Some banks do offer lower rates to women students or those from specified institutions. Andhra Bank, for instance, extends loans at 10 per cent to students of select institutes, while women enjoy a discount of 0.5 per cent.
Students, who show signs of good financial discipline, get a further discount of 0.5 per cent. Bank of Baroda also offers a 1 per cent discount to women students under its three schemes -- Baroda Vidya, Baroda Scholar and Baroda Gyan.
The best banks to approach for these loans are public sector banks, as most private and foreign banks virtually ignore this segment.

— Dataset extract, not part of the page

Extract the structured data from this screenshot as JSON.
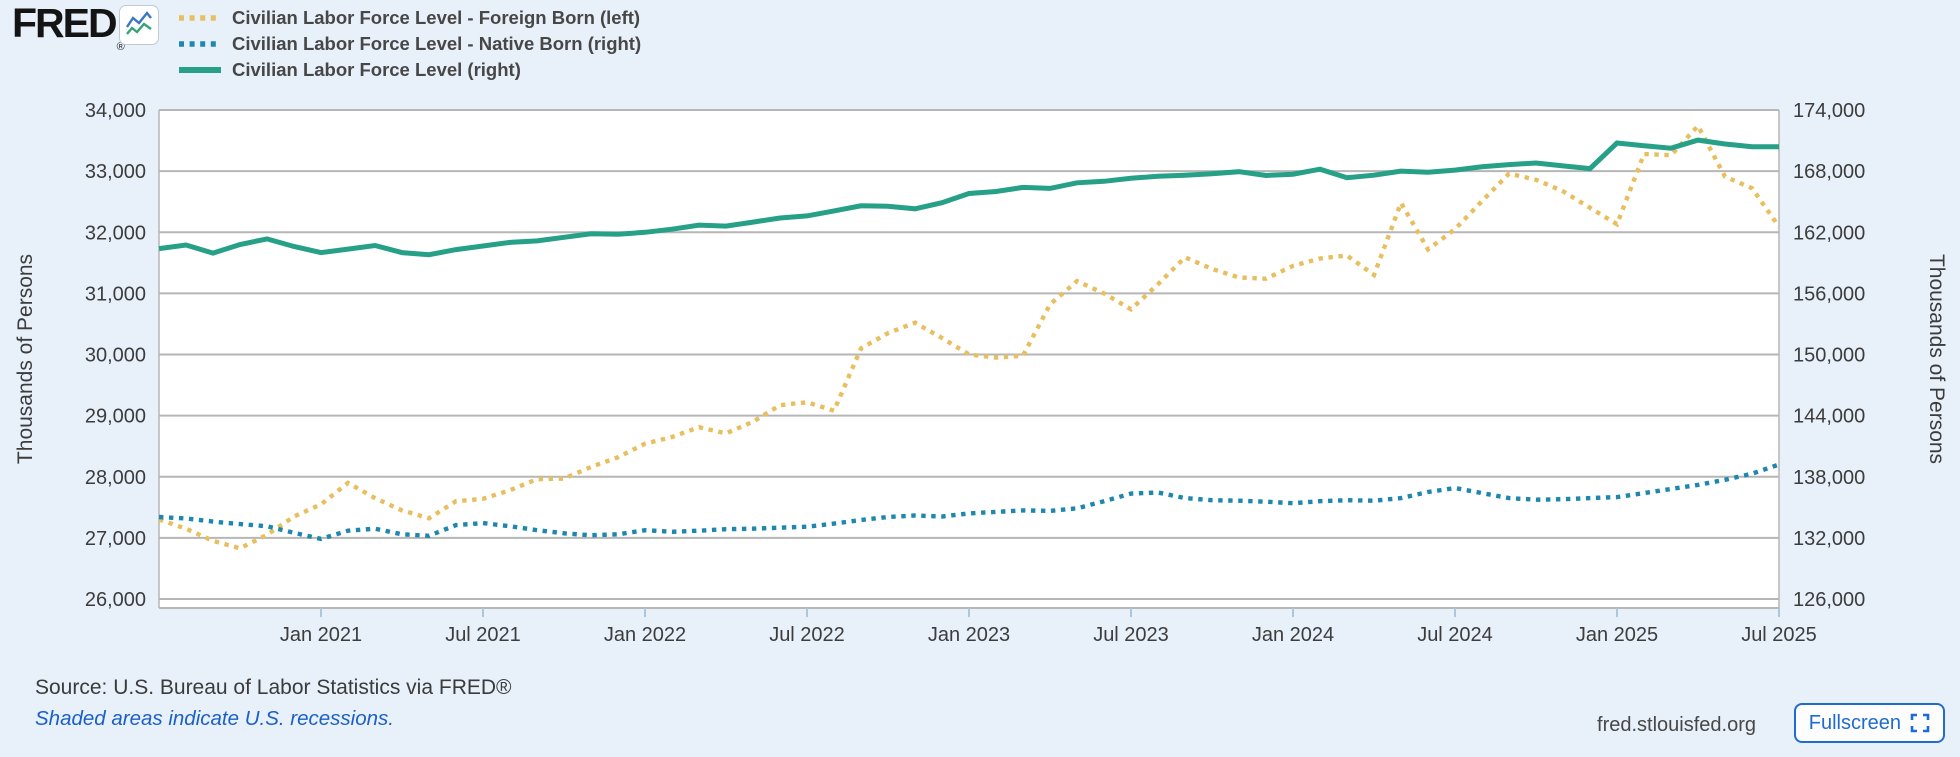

HDFC Bank does not offer study loans, while for ICICI Bank it is not a priority area, though it does have one study loan on offer. HSBC is the only foreign bank that lays emphasis on its study loans; the bank also offers scholarships for students wanting to study in the UK.
So, why do private banks eschew this segment? A senior official at a private bank says that this is a highly regulated segment with set guidelines that prohibit rejection of applications, which goes against the lending habits of private and foreign banks. The other problem is that institutes and universities are very often outside the private banks' geographical territory. Public sector banks are better placed to serve these places.
While banks are not too sure about the viability of these loans, borrowers are not complaining. After all, repayment of a study loan is deductible under Section 80E of the Income Tax Act. The annual limit for deduction is Rs 40,000 (principal and interest), but will apply only on loans taken for higher education -- graduate or post-graduate, professional, and pure and applied science. The deduction will be available for a maximum of eight years starting from the day of repayment.
Want a loan for that course abroad or an MBA? Check out these basics before you go to a bank for funds.
Interest rate Banks charge 10.75 per cent on loans below Rs 4 lakh and 11.75 per cent on loans above Rs 4 lakh. Some banks offer 0.5 per cent discount to women.
Limits. The maximum loan amount is capped at Rs 7.5 lakh (Rs 750,000) for studies in India and Rs 15 lakh for studies abroad. The minimum loan amount is Rs 50,000.
Charges. There is no additional charge or processing fee and banks do not ask for any margin for loans up to Rs 4 lakh. For loans exceeding Rs 4 lakh, borrowers should pay 5 per cent of margin money for domestic loans and 15 per cent margin money for overseas loans.
Processing time Depending on the bank, loan amount, and the paperwork required it takes anything from two days to a week for the loan application to be processed.
Repayment. The repayment would begin one year after the course period or six months after the student secures a job, whichever is earlier. The period for repaying the loan is generally five to seven years and could be linked to the increment in the borrower's salary.
Collateral. Loans up to Rs 4 lakh do not require collateral. For loans over Rs 7.5 lakh, banks seek collateral in the form of property, government securities, public sector bonds, units of UTI, NSC, KVP, LIC policy, gold, shares/ debentures, bank deposit in the name of the student/parent/ guardian or any other third party with suitable margin.
Documentation. The bank will demand your admission card, schedule of expenses, copies of letters confirming scholarship, etc, copies of foreign exchange permit, if applicable, statement of bank account for the past six months of the borrower and income-tax assessment order not more than two years old, along with a brief statement of assets and liabilities of the borrower.